If you look in your collection, you'll likely find leftover cans from home painting projects, as well as other paint-related hazardous waste like lacquers, thinners, paint strippers, varnish and wood stains. You may even have old paint rollers encrusted with dry paint. All of these must be disposed of in an ecologically sound manner.

Here are the easy and earth-friendly ways to dispose of your paint supply:

--Know which types of paint you have. Toxin-filled oil-based paints in a metal can will often have the word "alkyd" on the label, as well as instructions to clean paint using turpentine or mineral spirits. Latex paints are most common for current paint jobs, but many brands of these may contain volatile organic compounds that are dangerous to the environment and for human inhalation. Mark each type of paint with a colored sticky note to make it easier for you to organize and identify each type of paint for your recycling and disposal process.

--Contact your township recycling center to find out which forms of paint they collect and their rules. Latex paint cans, for instance, might need to be filled with cat box filler or shredded newspaper to absorb leftover paint before dropping off at the recycling center on a designated collection day. Several states have enacted laws about paint disposal, establishing take-back programs, but most communities run collections of paint products without laws requiring it.

--If your municipality does not collect hazardous waste in its own facility, find a nearby recycling center using Earth911's online tool, plugging in your ZIP code and the types of paint materials you'd like to recycle or dispose of (latex paint, oil-based paint, lacquers, wood stains and even lead paint chips you've scraped off the window frames you're remodeling). You'll find information on each of the specialty recycling centers or programs you can visit to dispose of all of your paint products, as well as many additional hazardous waste products in your home.

--Call 800-CLEANUP to locate hazardous waste collection centers that accept oil-based paints or lead-inclusive paints. This might happen only on certain days or weekends.

--Ask about paint donation programs for your newly purchased paints. If you've just finished painting a bedroom with an eco-friendly VOC-free paint -- such as Benjamin Moore's Aura collection, Olympic Premium brand found at Lowe's stores, Freshaire's Choice brand found at Home Depot and Sherwin Williams' Harmony brand -- you may be able to donate your leftover paints for use in a community or school project. This can be a great solution if you've purchased four cans of a particular color and found you don't like the shade. Or you measured your space incorrectly and bought twice the paint you need. A community project or school may be very happy to use your paints.

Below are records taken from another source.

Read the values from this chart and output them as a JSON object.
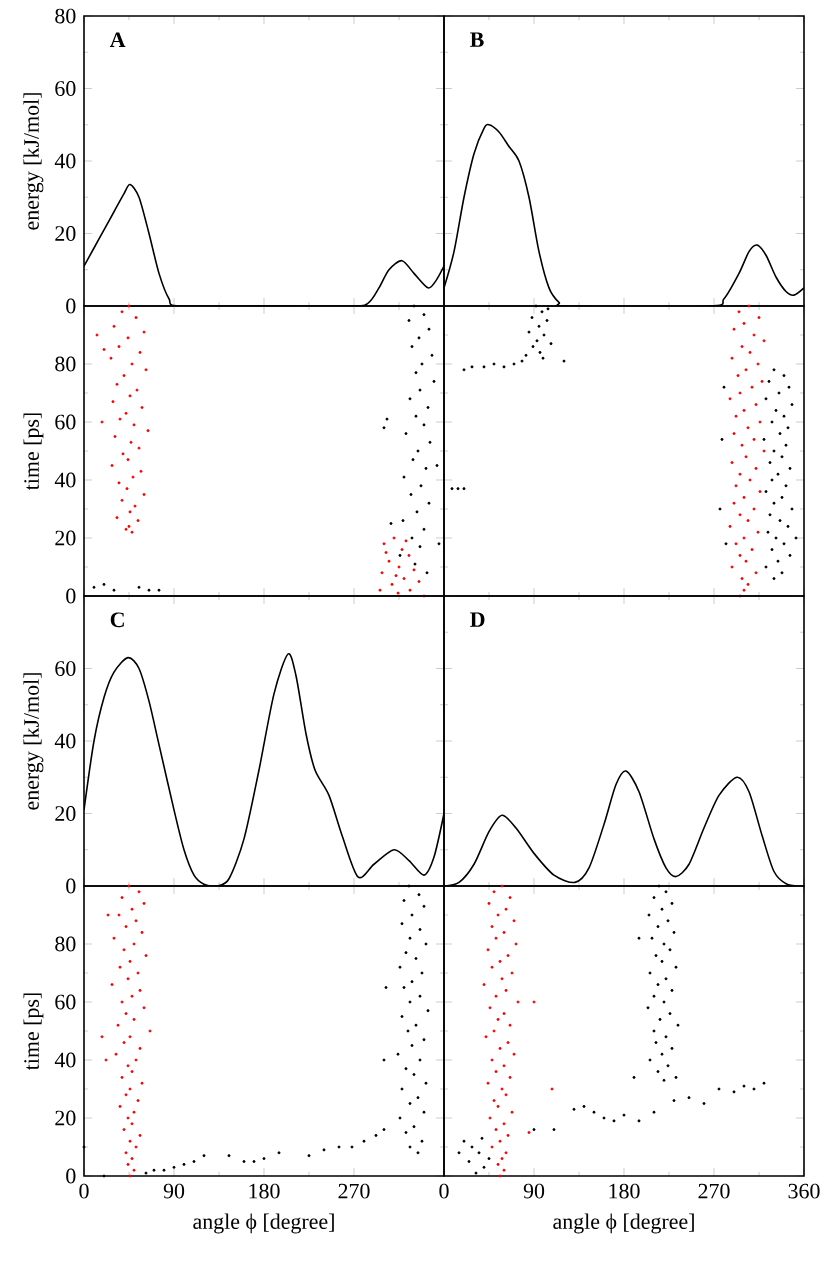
{
  "chart_data": [
    {
      "type": "line",
      "annotations": [
        "A"
      ],
      "ylabel": "energy [kJ/mol]",
      "color": "#000000",
      "tick_labels": "y",
      "x": [
        0,
        10,
        20,
        30,
        40,
        46,
        55,
        65,
        75,
        85,
        95,
        180,
        270,
        285,
        295,
        305,
        318,
        330,
        344,
        352,
        360
      ],
      "values": [
        11,
        16,
        21,
        26,
        31,
        33.5,
        30,
        20,
        9,
        2,
        0,
        0,
        0,
        1,
        5,
        10,
        12.5,
        9,
        5,
        7,
        11
      ],
      "xlim": [
        0,
        360
      ],
      "xticks": [
        0,
        90,
        180,
        270,
        360
      ],
      "ylim": [
        0,
        80
      ],
      "yticks": [
        0,
        20,
        40,
        60,
        80
      ]
    },
    {
      "type": "line",
      "annotations": [
        "B"
      ],
      "color": "#000000",
      "tick_labels": false,
      "x": [
        0,
        10,
        20,
        30,
        40,
        45,
        55,
        65,
        75,
        85,
        95,
        105,
        115,
        125,
        265,
        280,
        295,
        305,
        313,
        322,
        332,
        342,
        350,
        360
      ],
      "values": [
        5,
        15,
        30,
        42,
        49,
        50,
        48,
        44,
        40,
        30,
        15,
        5,
        1,
        0,
        0,
        2,
        9,
        15,
        16.8,
        14,
        8,
        4,
        3,
        5
      ],
      "xlim": [
        0,
        360
      ],
      "xticks": [
        0,
        90,
        180,
        270,
        360
      ],
      "ylim": [
        0,
        80
      ],
      "yticks": [
        0,
        20,
        40,
        60,
        80
      ]
    },
    {
      "type": "scatter",
      "ylabel": "time [ps]",
      "marker": "circle",
      "tick_labels": "y",
      "xlim": [
        0,
        360
      ],
      "xticks": [
        0,
        90,
        180,
        270,
        360
      ],
      "ylim": [
        0,
        100
      ],
      "yticks": [
        0,
        20,
        40,
        60,
        80
      ],
      "series": [
        {
          "color": "#ff0000",
          "x": [
            45,
            38,
            52,
            30,
            60,
            44,
            35,
            56,
            27,
            48,
            62,
            40,
            33,
            53,
            46,
            29,
            58,
            42,
            36,
            50,
            64,
            31,
            47,
            55,
            39,
            44,
            28,
            57,
            49,
            35,
            43,
            60,
            38,
            51,
            46,
            33,
            54,
            45,
            48,
            42,
            13,
            20,
            18,
            300,
            310,
            318,
            305,
            325,
            315,
            298,
            330,
            320,
            308,
            326,
            314,
            335,
            302,
            322,
            312,
            340,
            296
          ],
          "values": [
            100,
            98,
            96,
            93,
            91,
            89,
            86,
            84,
            82,
            80,
            78,
            76,
            73,
            71,
            69,
            67,
            65,
            63,
            61,
            59,
            57,
            55,
            53,
            51,
            49,
            47,
            45,
            43,
            41,
            39,
            37,
            35,
            33,
            31,
            29,
            27,
            26,
            24,
            22,
            23,
            90,
            85,
            60,
            18,
            20,
            16,
            12,
            14,
            10,
            8,
            9,
            6,
            4,
            2,
            1,
            5,
            15,
            19,
            7,
            0,
            2
          ]
        },
        {
          "color": "#000000",
          "x": [
            330,
            340,
            325,
            345,
            335,
            328,
            348,
            338,
            332,
            350,
            336,
            326,
            344,
            332,
            340,
            322,
            346,
            334,
            329,
            342,
            320,
            337,
            327,
            345,
            333,
            319,
            340,
            328,
            336,
            316,
            331,
            343,
            303,
            300,
            353,
            307,
            355,
            10,
            20,
            30,
            55,
            65,
            75
          ],
          "values": [
            100,
            97,
            95,
            92,
            89,
            86,
            83,
            80,
            77,
            74,
            71,
            68,
            65,
            62,
            59,
            56,
            53,
            50,
            47,
            44,
            41,
            38,
            35,
            32,
            29,
            26,
            23,
            20,
            17,
            14,
            11,
            8,
            61,
            58,
            45,
            25,
            18,
            3,
            4,
            2,
            3,
            2,
            2
          ]
        }
      ]
    },
    {
      "type": "scatter",
      "marker": "circle",
      "tick_labels": false,
      "xlim": [
        0,
        360
      ],
      "xticks": [
        0,
        90,
        180,
        270,
        360
      ],
      "ylim": [
        0,
        100
      ],
      "yticks": [
        0,
        20,
        40,
        60,
        80,
        100
      ],
      "series": [
        {
          "color": "#000000",
          "x": [
            92,
            98,
            88,
            103,
            95,
            85,
            100,
            93,
            107,
            89,
            96,
            82,
            99,
            78,
            70,
            60,
            50,
            40,
            28,
            20,
            120,
            104
          ],
          "values": [
            100,
            98,
            96,
            95,
            93,
            91,
            90,
            88,
            87,
            86,
            84,
            83,
            82,
            81,
            80,
            79,
            80,
            79,
            79,
            78,
            81,
            99
          ]
        },
        {
          "color": "#ff0000",
          "x": [
            305,
            295,
            315,
            300,
            290,
            310,
            320,
            298,
            306,
            288,
            314,
            302,
            294,
            318,
            308,
            296,
            286,
            312,
            300,
            292,
            316,
            304,
            290,
            310,
            298,
            320,
            302,
            288,
            312,
            296,
            306,
            292,
            316,
            300,
            290,
            310,
            296,
            304,
            286,
            314,
            300,
            292,
            308,
            296,
            302,
            288,
            312,
            298,
            304,
            300,
            296
          ],
          "values": [
            100,
            98,
            96,
            94,
            92,
            90,
            88,
            86,
            84,
            82,
            80,
            78,
            76,
            74,
            72,
            70,
            68,
            66,
            64,
            62,
            60,
            58,
            56,
            54,
            52,
            50,
            48,
            46,
            44,
            42,
            40,
            38,
            36,
            34,
            32,
            30,
            28,
            26,
            24,
            22,
            20,
            18,
            16,
            14,
            12,
            10,
            8,
            6,
            4,
            2,
            0
          ]
        },
        {
          "color": "#000000",
          "x": [
            330,
            340,
            325,
            345,
            335,
            322,
            348,
            332,
            340,
            328,
            344,
            336,
            320,
            342,
            330,
            338,
            326,
            346,
            334,
            328,
            342,
            322,
            338,
            330,
            348,
            326,
            336,
            344,
            324,
            332,
            340,
            328,
            346,
            334,
            322,
            338,
            330,
            352,
            280,
            278,
            276,
            282,
            8,
            14,
            20
          ],
          "values": [
            78,
            76,
            74,
            72,
            70,
            68,
            66,
            64,
            62,
            60,
            58,
            56,
            54,
            52,
            50,
            48,
            46,
            44,
            42,
            40,
            38,
            36,
            34,
            32,
            30,
            28,
            26,
            24,
            22,
            20,
            18,
            16,
            14,
            12,
            10,
            8,
            6,
            20,
            72,
            54,
            30,
            18,
            37,
            37,
            37
          ]
        }
      ]
    },
    {
      "type": "line",
      "annotations": [
        "C"
      ],
      "ylabel": "energy [kJ/mol]",
      "color": "#000000",
      "tick_labels": "y",
      "x": [
        0,
        10,
        20,
        30,
        44,
        55,
        65,
        75,
        90,
        100,
        110,
        120,
        133,
        145,
        160,
        175,
        190,
        204,
        212,
        222,
        231,
        245,
        258,
        274,
        290,
        310,
        325,
        340,
        350,
        360
      ],
      "values": [
        21,
        40,
        52,
        59,
        63,
        60,
        51,
        39,
        21,
        10,
        3,
        0.5,
        0,
        2,
        13,
        32,
        53,
        64,
        58,
        42,
        32,
        25,
        14,
        2.5,
        6,
        10,
        7,
        3,
        8,
        20
      ],
      "xlim": [
        0,
        360
      ],
      "xticks": [
        0,
        90,
        180,
        270,
        360
      ],
      "ylim": [
        0,
        80
      ],
      "yticks": [
        0,
        20,
        40,
        60
      ]
    },
    {
      "type": "line",
      "annotations": [
        "D"
      ],
      "color": "#000000",
      "tick_labels": false,
      "x": [
        0,
        15,
        30,
        45,
        58,
        72,
        90,
        110,
        131,
        145,
        160,
        172,
        182,
        195,
        210,
        222,
        232,
        245,
        260,
        275,
        293,
        305,
        318,
        330,
        343,
        360
      ],
      "values": [
        0,
        1,
        6,
        15,
        19.5,
        16,
        9,
        3,
        1,
        5,
        17,
        28,
        31.7,
        26,
        13,
        5,
        2.6,
        6,
        16,
        25,
        30,
        26,
        14,
        4,
        0.5,
        0
      ],
      "xlim": [
        0,
        360
      ],
      "xticks": [
        0,
        90,
        180,
        270,
        360
      ],
      "ylim": [
        0,
        80
      ],
      "yticks": [
        0,
        20,
        40,
        60,
        80
      ]
    },
    {
      "type": "scatter",
      "ylabel": "time [ps]",
      "xlabel": "angle ϕ [degree]",
      "marker": "circle",
      "xlim": [
        0,
        360
      ],
      "xticks": [
        0,
        90,
        180,
        270
      ],
      "ylim": [
        0,
        100
      ],
      "yticks": [
        0,
        20,
        40,
        60,
        80
      ],
      "series": [
        {
          "color": "#ff0000",
          "x": [
            45,
            55,
            38,
            60,
            48,
            35,
            52,
            42,
            58,
            30,
            50,
            40,
            62,
            46,
            36,
            54,
            44,
            28,
            56,
            48,
            38,
            60,
            42,
            50,
            34,
            66,
            46,
            40,
            56,
            32,
            52,
            44,
            48,
            38,
            58,
            46,
            42,
            54,
            36,
            50,
            44,
            48,
            40,
            56,
            46,
            52,
            42,
            48,
            44,
            50,
            46,
            18,
            22,
            24
          ],
          "values": [
            100,
            98,
            96,
            94,
            92,
            90,
            88,
            86,
            84,
            82,
            80,
            78,
            76,
            74,
            72,
            70,
            68,
            66,
            64,
            62,
            60,
            58,
            56,
            54,
            52,
            50,
            48,
            46,
            44,
            42,
            40,
            38,
            36,
            34,
            32,
            30,
            28,
            26,
            24,
            22,
            20,
            18,
            16,
            14,
            12,
            10,
            8,
            6,
            4,
            2,
            0,
            48,
            40,
            90
          ]
        },
        {
          "color": "#000000",
          "x": [
            325,
            335,
            320,
            340,
            328,
            318,
            336,
            326,
            342,
            322,
            332,
            316,
            338,
            328,
            320,
            336,
            326,
            344,
            318,
            332,
            324,
            340,
            328,
            314,
            336,
            322,
            330,
            342,
            318,
            334,
            326,
            340,
            316,
            330,
            322,
            338,
            326,
            334,
            300,
            302,
            62,
            70,
            80,
            90,
            100,
            110,
            120,
            145,
            160,
            170,
            180,
            195,
            225,
            240,
            255,
            268,
            280,
            292,
            300,
            20,
            0
          ],
          "values": [
            100,
            97,
            95,
            93,
            90,
            87,
            85,
            82,
            80,
            77,
            75,
            72,
            70,
            67,
            65,
            62,
            60,
            57,
            55,
            52,
            50,
            47,
            45,
            42,
            40,
            37,
            35,
            32,
            30,
            27,
            25,
            22,
            20,
            17,
            15,
            12,
            10,
            8,
            40,
            65,
            1,
            2,
            2,
            3,
            4,
            5,
            7,
            7,
            5,
            5,
            6,
            8,
            7,
            9,
            10,
            10,
            12,
            14,
            16,
            0,
            10
          ]
        }
      ]
    },
    {
      "type": "scatter",
      "xlabel": "angle ϕ [degree]",
      "marker": "circle",
      "tick_labels": "x",
      "xlim": [
        0,
        360
      ],
      "xticks": [
        0,
        90,
        180,
        270,
        360
      ],
      "ylim": [
        0,
        100
      ],
      "yticks": [
        0,
        20,
        40,
        60,
        80,
        100
      ],
      "series": [
        {
          "color": "#ff0000",
          "x": [
            58,
            50,
            66,
            45,
            62,
            54,
            70,
            48,
            60,
            52,
            72,
            44,
            64,
            56,
            48,
            68,
            58,
            40,
            62,
            52,
            74,
            46,
            60,
            54,
            66,
            50,
            42,
            64,
            56,
            70,
            48,
            60,
            52,
            66,
            44,
            58,
            62,
            50,
            54,
            68,
            46,
            60,
            52,
            64,
            56,
            48,
            62,
            58,
            54,
            60,
            56,
            90,
            108,
            85
          ],
          "values": [
            100,
            98,
            96,
            94,
            92,
            90,
            88,
            86,
            84,
            82,
            80,
            78,
            76,
            74,
            72,
            70,
            68,
            66,
            64,
            62,
            60,
            58,
            56,
            54,
            52,
            50,
            48,
            46,
            44,
            42,
            40,
            38,
            36,
            34,
            32,
            30,
            28,
            26,
            24,
            22,
            20,
            18,
            16,
            14,
            12,
            10,
            8,
            6,
            4,
            2,
            0,
            60,
            30,
            15
          ]
        },
        {
          "color": "#000000",
          "x": [
            215,
            222,
            210,
            228,
            218,
            205,
            224,
            214,
            230,
            208,
            220,
            226,
            212,
            218,
            232,
            206,
            222,
            214,
            228,
            210,
            220,
            204,
            226,
            216,
            234,
            210,
            222,
            212,
            228,
            218,
            206,
            224,
            214,
            232,
            220,
            195,
            190,
            20,
            28,
            35,
            25,
            40,
            32,
            45,
            15,
            38,
            90,
            110,
            130,
            140,
            150,
            160,
            170,
            180,
            195,
            210,
            230,
            245,
            260,
            275,
            290,
            300,
            310,
            320
          ],
          "values": [
            100,
            98,
            96,
            94,
            92,
            90,
            88,
            86,
            84,
            82,
            80,
            78,
            76,
            74,
            72,
            70,
            68,
            66,
            64,
            62,
            60,
            58,
            56,
            54,
            52,
            50,
            48,
            46,
            44,
            42,
            40,
            38,
            36,
            34,
            33,
            82,
            34,
            12,
            10,
            8,
            5,
            3,
            1,
            6,
            8,
            13,
            16,
            16,
            23,
            24,
            22,
            20,
            19,
            21,
            19,
            22,
            26,
            27,
            25,
            30,
            29,
            31,
            30,
            32
          ]
        }
      ]
    }
  ]
}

--Prevent waste. If you have leftover paint you plan to use again soon, paint collection and safety program PaintCare suggests covering the opening of the paint can with plastic wrap before securely sealing the lid to make an airtight seal. Then, importantly, store your paint cans in a space that has moderate temperatures, not in a garage that gets to a freezing temperature, for the paint's future use. Never leave paint cans open in a basement where fumes can sicken family members and pets or perhaps even ignite from a furnace's flame.

--Use again. Label each can with information on which room or project it was used on and when, so that you use the right shade for a wall touchup project.

--Switch to low- or no-VOC paints for all future paint projects, say the experts at TheDailyGreen.com, to create healthier indoor air quality during your painting time and for years afterward.

--Use paint company websites' online tools to measure exactly the amount of paint you need to buy, eliminating waste and saving money.